“VOCÊ NÃO GOSTA DE MIM, MAS SUA FILHA GOSTA”
Ciente da paixão avassaladora de um “raparigueiro, com fama de galinha”, por uma menina recatada, cujo pai jamais aceitaria o namoro dos dois, Chico Buarque de Holanda, um dos maiores compositores brasileiros, sem dúvida, faria uma poesia com este título.
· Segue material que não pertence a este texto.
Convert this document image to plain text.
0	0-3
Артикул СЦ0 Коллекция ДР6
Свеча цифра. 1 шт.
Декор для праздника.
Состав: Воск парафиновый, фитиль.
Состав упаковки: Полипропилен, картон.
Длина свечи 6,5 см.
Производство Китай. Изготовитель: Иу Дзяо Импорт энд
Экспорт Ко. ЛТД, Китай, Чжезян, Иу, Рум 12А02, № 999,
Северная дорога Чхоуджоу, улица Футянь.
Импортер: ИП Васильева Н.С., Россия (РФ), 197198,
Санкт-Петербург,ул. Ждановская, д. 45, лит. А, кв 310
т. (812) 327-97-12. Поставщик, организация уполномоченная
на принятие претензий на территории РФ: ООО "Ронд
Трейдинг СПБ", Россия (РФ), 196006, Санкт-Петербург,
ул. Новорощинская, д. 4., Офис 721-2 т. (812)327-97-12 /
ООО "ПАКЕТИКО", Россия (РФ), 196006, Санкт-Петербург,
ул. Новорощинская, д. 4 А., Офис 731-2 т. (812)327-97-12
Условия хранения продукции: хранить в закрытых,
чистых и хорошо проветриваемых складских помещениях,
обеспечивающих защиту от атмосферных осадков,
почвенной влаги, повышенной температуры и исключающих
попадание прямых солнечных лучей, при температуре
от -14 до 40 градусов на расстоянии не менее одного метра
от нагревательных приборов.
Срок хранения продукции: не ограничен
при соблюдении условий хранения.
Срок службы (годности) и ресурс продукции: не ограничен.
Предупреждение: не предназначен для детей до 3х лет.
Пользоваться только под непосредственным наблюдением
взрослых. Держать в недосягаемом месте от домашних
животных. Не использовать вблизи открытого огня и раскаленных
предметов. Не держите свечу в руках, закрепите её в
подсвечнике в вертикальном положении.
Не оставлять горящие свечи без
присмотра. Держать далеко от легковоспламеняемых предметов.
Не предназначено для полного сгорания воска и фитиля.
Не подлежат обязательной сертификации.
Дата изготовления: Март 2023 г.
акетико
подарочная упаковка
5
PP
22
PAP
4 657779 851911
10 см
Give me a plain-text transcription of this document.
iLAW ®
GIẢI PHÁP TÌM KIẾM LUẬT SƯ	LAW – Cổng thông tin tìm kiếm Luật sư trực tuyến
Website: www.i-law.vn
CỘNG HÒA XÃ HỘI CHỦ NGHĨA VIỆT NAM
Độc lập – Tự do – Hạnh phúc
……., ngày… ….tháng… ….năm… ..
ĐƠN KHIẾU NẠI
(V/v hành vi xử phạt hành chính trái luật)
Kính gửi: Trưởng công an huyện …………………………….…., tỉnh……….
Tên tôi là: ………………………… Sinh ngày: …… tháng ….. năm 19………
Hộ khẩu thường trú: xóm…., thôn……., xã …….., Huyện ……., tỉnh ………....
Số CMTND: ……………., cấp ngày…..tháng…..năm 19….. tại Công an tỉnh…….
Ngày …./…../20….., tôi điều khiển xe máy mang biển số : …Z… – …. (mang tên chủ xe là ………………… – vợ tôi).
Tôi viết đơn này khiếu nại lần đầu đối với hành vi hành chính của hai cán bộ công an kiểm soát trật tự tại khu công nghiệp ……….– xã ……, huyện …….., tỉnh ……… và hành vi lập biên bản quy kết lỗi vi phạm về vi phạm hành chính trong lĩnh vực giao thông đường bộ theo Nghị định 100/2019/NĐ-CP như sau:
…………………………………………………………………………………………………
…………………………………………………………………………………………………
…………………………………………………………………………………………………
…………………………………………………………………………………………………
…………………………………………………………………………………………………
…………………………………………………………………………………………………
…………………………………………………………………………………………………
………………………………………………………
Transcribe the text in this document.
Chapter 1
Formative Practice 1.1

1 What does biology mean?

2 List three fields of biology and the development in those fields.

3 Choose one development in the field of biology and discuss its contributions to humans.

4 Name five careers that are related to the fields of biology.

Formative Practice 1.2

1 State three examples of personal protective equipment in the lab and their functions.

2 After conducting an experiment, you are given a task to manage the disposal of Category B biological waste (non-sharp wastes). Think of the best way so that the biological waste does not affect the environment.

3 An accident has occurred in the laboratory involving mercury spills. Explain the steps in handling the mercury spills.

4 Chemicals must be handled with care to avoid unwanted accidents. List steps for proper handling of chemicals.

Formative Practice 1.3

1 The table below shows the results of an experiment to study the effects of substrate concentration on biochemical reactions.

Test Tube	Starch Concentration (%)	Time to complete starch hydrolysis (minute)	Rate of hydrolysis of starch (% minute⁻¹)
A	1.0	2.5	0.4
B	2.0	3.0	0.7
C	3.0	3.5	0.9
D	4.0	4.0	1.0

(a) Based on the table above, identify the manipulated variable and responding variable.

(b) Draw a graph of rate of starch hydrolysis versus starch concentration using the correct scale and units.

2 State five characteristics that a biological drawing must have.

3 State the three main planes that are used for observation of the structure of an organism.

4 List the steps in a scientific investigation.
Mas um poeta lírico e popular, assumindo sua condição de homem apaixonado, produziu uma poesia que me faz repetir esta sextilha, de minha autoria:
Pinto do Monteiro disse
Pra que a gente não se gabe
Poeta bom é aquele
Que sendo poeta sabe
Tirar de onde não tem
E botar onde não cabe.
Foi o que fez o meu amigo Kerlle de Magalhães, poeta bom e grande poeta, neste magnífico poema VOU MORRER PENSANDO NELA, dando o testemunho de que, os poetas populares do Nordeste não deixam nada a dever se comparados aos famosos poetas clássicos brasileiros.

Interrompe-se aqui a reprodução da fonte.